Oltre agli scali più importanti, quest’anno, tramite concorso, s’è inaugurata finalmente un’indispensabile stagione di riflessione sistematica già maturata in altri paesi europei relativamente alle piccole fermate onde dotarle delle necessarie attrezzature attingendo da un abaco comune a tutta la rete. Si tratta d’una serie di ragionamenti molto importanti, poiché, a causa della crescente congestione e dell’inquinamento, per le aree urbane - anche piccole -, l’attenzione si focalizzerà sempre più sul trasporto pubblico ed in particolare sulla ferrovia, destinata a giocare un ruolo ancor maggiore. Tuttavia, per convincere l’utente medio, schiavo dell’auto e riottoso a trasformarsi in viaggiatore, oltre ad agire sui nodi d’interscambio sarà indispensabile mettergli a disposizione treni confortevoli, frequenti e puntuali costruendo semplici orari cadenzati, con la proposta di sinergie che limitino al minimo possibile i cambi di mezzo.

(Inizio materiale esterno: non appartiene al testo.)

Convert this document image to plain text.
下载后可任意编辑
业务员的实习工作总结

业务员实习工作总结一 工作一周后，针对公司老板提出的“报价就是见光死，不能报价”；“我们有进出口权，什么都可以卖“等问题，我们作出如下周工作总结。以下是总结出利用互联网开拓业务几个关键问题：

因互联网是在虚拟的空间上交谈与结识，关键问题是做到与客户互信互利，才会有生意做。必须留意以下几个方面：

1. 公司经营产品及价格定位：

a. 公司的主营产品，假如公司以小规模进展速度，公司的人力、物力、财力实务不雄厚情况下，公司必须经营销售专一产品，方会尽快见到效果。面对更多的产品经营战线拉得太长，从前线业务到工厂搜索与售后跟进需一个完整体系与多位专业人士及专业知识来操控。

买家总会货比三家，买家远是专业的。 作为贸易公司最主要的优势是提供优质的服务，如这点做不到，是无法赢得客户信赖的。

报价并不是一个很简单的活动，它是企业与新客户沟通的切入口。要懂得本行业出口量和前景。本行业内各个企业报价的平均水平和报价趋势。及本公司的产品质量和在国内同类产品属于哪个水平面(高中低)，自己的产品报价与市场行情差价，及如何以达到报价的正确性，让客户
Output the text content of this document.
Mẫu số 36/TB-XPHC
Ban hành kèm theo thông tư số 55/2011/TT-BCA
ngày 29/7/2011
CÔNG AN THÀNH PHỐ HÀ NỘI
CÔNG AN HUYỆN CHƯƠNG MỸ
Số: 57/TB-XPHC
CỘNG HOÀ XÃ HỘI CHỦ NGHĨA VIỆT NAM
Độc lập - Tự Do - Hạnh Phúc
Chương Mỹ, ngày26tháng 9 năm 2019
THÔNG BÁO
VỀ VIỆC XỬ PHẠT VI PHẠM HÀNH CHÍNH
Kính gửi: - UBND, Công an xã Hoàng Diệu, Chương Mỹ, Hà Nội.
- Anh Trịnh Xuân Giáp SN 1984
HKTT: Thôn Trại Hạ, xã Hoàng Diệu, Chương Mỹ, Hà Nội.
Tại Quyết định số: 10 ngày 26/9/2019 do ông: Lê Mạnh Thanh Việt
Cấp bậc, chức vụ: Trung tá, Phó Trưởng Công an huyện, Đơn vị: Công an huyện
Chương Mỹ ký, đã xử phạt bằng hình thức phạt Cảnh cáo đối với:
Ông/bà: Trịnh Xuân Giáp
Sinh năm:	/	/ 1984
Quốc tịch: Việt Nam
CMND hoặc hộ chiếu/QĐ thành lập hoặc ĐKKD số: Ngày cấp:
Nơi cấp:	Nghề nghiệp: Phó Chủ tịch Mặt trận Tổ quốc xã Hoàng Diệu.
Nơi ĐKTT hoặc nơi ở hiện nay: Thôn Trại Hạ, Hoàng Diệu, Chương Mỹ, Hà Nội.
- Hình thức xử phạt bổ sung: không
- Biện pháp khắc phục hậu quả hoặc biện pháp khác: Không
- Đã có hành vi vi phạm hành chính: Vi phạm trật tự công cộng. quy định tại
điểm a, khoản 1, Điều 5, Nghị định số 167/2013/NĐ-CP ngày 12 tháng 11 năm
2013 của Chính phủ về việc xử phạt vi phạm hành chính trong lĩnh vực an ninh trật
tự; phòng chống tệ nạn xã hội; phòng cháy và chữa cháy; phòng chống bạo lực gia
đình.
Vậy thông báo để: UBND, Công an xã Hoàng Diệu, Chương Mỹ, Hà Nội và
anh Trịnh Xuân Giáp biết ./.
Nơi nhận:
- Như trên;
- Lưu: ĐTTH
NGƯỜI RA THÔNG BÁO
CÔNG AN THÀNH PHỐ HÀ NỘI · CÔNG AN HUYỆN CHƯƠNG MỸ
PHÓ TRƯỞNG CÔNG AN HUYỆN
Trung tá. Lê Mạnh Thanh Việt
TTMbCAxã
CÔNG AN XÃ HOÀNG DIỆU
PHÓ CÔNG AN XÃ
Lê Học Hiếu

In questa prospettiva si stanno muovendo alcune città tedesche fra cui Kassel: qui, già dal 1992, l’accesso al centro si compie con l’uso di mezzi ibridi come i tram-treno, che penetrano in città su ferrovia per poi percorrere le strade civiche come mezzi urbani, esattamente nel modo in cui accade da poco in Francia a Mulhouse ed accadrà , ad esempio, fra poco tempo anche a Nantes. Pure in Giappone, col Dmv (Japanese Dual Mode Vehicle), s’è ripreso quello che potrebbe apparire un bizzarro progetto del passato: gli Schienen-Strassen-bus, sperimentati a Coblenza intorno agli anni ‘50. Si tratta di un altro genere di mezzo ibrido in grado di muoversi autonomamente sia su strada che su rotaie; insomma un veicolo che unisce i pregi d’entrambi i mezzi, destinato specialmente a servire le aree meno popolate.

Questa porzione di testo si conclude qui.